Edward and Mary Ann married 25 December 1873 at Holy Trinity Church in Barking Road, Canningtown. As was quite usual and as not to pay for the banns to be read in two parishes they gave the same residential address that of 17 Hemsworth Street. Their witnesses were Walter Fitch and Eliza Rison and the first of their ten children, Alice Ann, was born just over a year later on February 6th 1875.  You’ll read about Mary Ann when I write her story. It was usual to choose either a Sunday or other religious day to marry so that no time need to be taken off work.


Sometime between the two census, 1881 and 1871 Edward and Mary Ann and their families moved from Chelmsford to West Ham, London. What I don’t know, and am unlikely to ever find out is, did they know each other before coming to London’s West Ham or after. The only potential Edward Porter in the right area on the 1871 census is the grandson of the head of the household, along with his brother, Oswald. Grandfather William’s occupation was gardener and Edward’s a bricklayer’s labourer

On the 1871 England Census for Edward Porter, the address is George Street Chelmsford, Essex.

Edward was living with his grandparents William and Elizabeth Porter and younger brother. William’s occupation was gardener and Edwards ‘bricklayer labourer Oswald was a ‘skin splitter’, which I have been told had something to do with the manufacturing of vellum from animal skins, and would have been a very smelly occupation. I have yet to locate the whereabouts of Edward’s parents at this time. Chelmsford which was then a fair-sized market town.

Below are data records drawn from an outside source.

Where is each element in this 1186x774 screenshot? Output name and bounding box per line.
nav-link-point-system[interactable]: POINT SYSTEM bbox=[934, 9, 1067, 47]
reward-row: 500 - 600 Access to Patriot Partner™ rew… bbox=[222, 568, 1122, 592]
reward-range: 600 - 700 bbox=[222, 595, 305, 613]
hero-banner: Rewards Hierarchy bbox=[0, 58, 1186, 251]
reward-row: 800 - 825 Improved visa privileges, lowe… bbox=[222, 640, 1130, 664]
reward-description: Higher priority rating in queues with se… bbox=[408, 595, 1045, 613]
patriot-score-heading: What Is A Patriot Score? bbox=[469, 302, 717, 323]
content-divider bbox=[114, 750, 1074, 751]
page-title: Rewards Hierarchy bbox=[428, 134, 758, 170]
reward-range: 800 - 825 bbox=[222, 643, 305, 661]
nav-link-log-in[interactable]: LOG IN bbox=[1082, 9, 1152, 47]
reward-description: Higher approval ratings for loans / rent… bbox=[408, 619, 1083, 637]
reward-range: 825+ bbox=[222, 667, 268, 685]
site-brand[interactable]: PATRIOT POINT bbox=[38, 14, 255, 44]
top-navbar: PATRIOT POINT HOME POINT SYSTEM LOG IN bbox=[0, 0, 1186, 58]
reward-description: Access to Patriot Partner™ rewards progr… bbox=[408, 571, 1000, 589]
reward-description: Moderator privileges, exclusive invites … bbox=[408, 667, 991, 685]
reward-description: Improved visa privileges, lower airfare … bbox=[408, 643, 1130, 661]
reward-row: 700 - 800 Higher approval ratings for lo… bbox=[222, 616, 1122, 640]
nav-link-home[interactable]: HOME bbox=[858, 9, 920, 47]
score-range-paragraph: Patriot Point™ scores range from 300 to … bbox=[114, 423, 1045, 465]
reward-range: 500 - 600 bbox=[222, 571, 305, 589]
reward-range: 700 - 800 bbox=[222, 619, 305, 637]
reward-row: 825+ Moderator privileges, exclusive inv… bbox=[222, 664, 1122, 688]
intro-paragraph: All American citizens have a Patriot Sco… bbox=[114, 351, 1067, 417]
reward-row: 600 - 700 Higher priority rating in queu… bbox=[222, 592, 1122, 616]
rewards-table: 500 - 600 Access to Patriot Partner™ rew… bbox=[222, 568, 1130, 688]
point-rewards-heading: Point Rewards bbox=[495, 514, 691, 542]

There was little leisure time for families like Edward’s, and I think we can take for granted the number of public holidays we get today. It was in 1871 that the British Government passed an act that created four annual bank holidays, and the first was held on the last Monday in May.

Back another ten years to the 1861 England Census for the Porter family in Chelmsford  at George Street the same address as the 1871 census.  No other census entry that I have so far found matched what I know about the family. 
Edward, age 7 is there with parents, Edward and Rachel (Copsey), and younger siblings Oswald, both scholars, and baby Emma. Edward’s father’s occupation was ‘journeyman blacksmith’, and his mother’s a blacksmith’s wife.
In 1843 the railway reached Chelmsford bringing with it an economic boom and the town became known for its engineering industry. Years later in 1899 ‘The Marconi Wireless Telegraph Signal Company’, the first of its kind in the world, opened in Chelmsford.

Edward was born in Moulsham on  Wednesday January 12th 1853, at Moulsham, Chelmsford, Essex to Edward Porter and Rachel Copsey. and  there is a possible baptism for him a year later at St John the Evangelist, Moulsham.